Let’s Ring in 2010 Without These D-Listers

Give me your wardrobe and go away, Kardashians!

Every time I turn on the television, pick up a magazine or check my Twitter and favorite gossip websites, there are certain celebrities that just won’t go away. They’re always doing something idiotic or annoying and they make sure we all know about it. These particular celebs have taken over 2009 and I’m not about to let them ruin 2010 for me.

Here are the top 10 celebrities I could do without in 2010:

1. Lindsay Lohan – We all get it. You have daddy issues. He won’t support you. And by you I mean your addiction to prescription drugs, cocaine and spray-on tans. You’ve drained this girl’s pity dry after your 100th failed attempt at rehab. Get clean or be gone, you orange oompa loompa.

2. The Gosselins – I just don’t think I’ll ever be able to forgive you for what you’ve done to those adorable kids. You should both be ashamed of yourselves. Maddie and Cara act more mature than you have this past year. And I don’t care how many times you change your hairstyle, Kate, I’m over you.

3. Kanye West – I’ve loathed you for years, Mr. West. Remember this humble quote: “I realize that my place and position in history is that I will go down as the voice of this generation, of this decade, I will be the loudest voice.”  You certainly were the loudest voice at the VMA’s this year, sir. And you will go down in history as an arrogant, SOB. Oopsies.

4. Taylor Swift – As much as I could do without Kanye, I could also take a break from you, lovely Taylor. You really racked up the awards this year. Good for you, but I think you’re a bit overrated.
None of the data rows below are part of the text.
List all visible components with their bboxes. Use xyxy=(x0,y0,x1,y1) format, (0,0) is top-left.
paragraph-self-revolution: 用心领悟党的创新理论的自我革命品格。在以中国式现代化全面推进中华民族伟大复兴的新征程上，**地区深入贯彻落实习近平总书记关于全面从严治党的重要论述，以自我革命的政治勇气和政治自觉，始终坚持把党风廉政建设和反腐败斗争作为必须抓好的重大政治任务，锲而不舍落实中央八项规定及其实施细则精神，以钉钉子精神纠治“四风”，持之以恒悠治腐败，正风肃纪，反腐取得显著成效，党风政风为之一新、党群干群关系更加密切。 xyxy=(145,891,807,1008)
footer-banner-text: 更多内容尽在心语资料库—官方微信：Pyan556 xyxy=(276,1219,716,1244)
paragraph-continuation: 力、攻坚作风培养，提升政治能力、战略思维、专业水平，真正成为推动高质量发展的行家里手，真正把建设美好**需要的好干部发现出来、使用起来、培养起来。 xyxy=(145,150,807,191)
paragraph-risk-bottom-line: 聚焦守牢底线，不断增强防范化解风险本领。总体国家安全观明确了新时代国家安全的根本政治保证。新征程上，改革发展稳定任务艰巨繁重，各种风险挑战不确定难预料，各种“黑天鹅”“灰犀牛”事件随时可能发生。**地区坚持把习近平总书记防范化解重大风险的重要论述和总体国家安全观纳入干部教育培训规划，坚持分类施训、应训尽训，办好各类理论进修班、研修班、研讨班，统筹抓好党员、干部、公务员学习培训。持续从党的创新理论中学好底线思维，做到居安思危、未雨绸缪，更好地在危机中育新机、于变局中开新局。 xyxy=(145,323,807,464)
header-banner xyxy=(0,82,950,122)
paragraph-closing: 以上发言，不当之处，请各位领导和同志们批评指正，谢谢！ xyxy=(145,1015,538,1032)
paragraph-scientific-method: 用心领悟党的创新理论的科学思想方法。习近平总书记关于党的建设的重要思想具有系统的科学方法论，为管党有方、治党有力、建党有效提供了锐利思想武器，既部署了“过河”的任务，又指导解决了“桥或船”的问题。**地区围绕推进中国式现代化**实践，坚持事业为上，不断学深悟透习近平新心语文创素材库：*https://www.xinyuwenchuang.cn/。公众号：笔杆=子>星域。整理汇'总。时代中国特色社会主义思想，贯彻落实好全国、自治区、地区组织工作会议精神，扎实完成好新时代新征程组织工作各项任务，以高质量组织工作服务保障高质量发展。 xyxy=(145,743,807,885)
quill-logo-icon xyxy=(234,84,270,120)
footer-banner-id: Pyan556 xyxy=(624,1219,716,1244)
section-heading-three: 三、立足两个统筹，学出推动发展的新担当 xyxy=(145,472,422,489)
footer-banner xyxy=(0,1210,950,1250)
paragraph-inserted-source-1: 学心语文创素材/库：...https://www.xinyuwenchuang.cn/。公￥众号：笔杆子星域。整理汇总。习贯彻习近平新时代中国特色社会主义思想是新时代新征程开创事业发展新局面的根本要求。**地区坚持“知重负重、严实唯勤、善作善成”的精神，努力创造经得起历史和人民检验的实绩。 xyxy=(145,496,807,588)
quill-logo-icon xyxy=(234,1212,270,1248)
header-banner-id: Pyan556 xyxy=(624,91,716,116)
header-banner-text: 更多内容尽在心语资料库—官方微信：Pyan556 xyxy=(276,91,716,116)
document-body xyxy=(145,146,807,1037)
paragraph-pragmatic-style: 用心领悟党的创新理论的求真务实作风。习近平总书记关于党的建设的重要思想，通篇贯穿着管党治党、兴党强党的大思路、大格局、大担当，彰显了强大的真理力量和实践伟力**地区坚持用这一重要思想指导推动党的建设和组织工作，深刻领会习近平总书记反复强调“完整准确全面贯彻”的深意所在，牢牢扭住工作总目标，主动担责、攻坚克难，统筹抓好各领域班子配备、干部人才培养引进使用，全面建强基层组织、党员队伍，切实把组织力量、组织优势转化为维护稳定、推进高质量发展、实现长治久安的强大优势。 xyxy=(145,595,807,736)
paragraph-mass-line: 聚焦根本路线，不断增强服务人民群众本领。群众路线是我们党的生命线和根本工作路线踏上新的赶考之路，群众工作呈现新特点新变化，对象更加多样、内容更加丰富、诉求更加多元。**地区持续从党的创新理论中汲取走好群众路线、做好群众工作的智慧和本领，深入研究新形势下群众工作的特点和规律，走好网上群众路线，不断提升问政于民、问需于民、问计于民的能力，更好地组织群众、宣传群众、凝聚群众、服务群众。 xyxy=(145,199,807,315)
5. Spencer Pratt – You call yourself a villain, but I just think you’re lame. I laughed when I watched Stephen Baldwin baptize you in the jungle river on “I’m a Celebrity. Get Me Out of Here!” Your holy makeover didn’t seem to take, did it? You deserve a swift punch to the face.  Or the nads. Or both.

6. Katherine Heigl – I love the girl to death, but she just has nothing nice to say! All she does is whine, whine, whine about the parts and roles she is so generously given and I can’t take it anymore. You’re pissing everyone off Katherine, and as sad as I (and a majority of the male gender) will be to see you go, you may have dug your own grave for 2010.

7. The Kardashians, all of em’ – I still don’t know why you’re all famous. I think they can make a show about my life and have it be more meaningful. I don’t care that you’re taking on Miami. I’m taking on things of my own, so I’d kindly appreciate it if you would stop terrorizing my television!

8. Dr. Phil – I have no reason for this. You just irk me. Good riddance.

9. Perez Hilton – I didn’t want you around in ’07, ’08, or ’09. I think everyone can handle 2010 without your Microsoft Painted penises and Lady-Gaga-ass-kissing ways.

10. Ashlee Simpson – I really thought we’d be done with you in 2006 when a stadium full of football fans booed you off the stage. But no; somehow you’re still around. Sure, it’s with a completely new face and a monthly rotation of hair color, but it’s still you. And you still have no talent. Take that guyliner-wearing hubby of yours and go. away.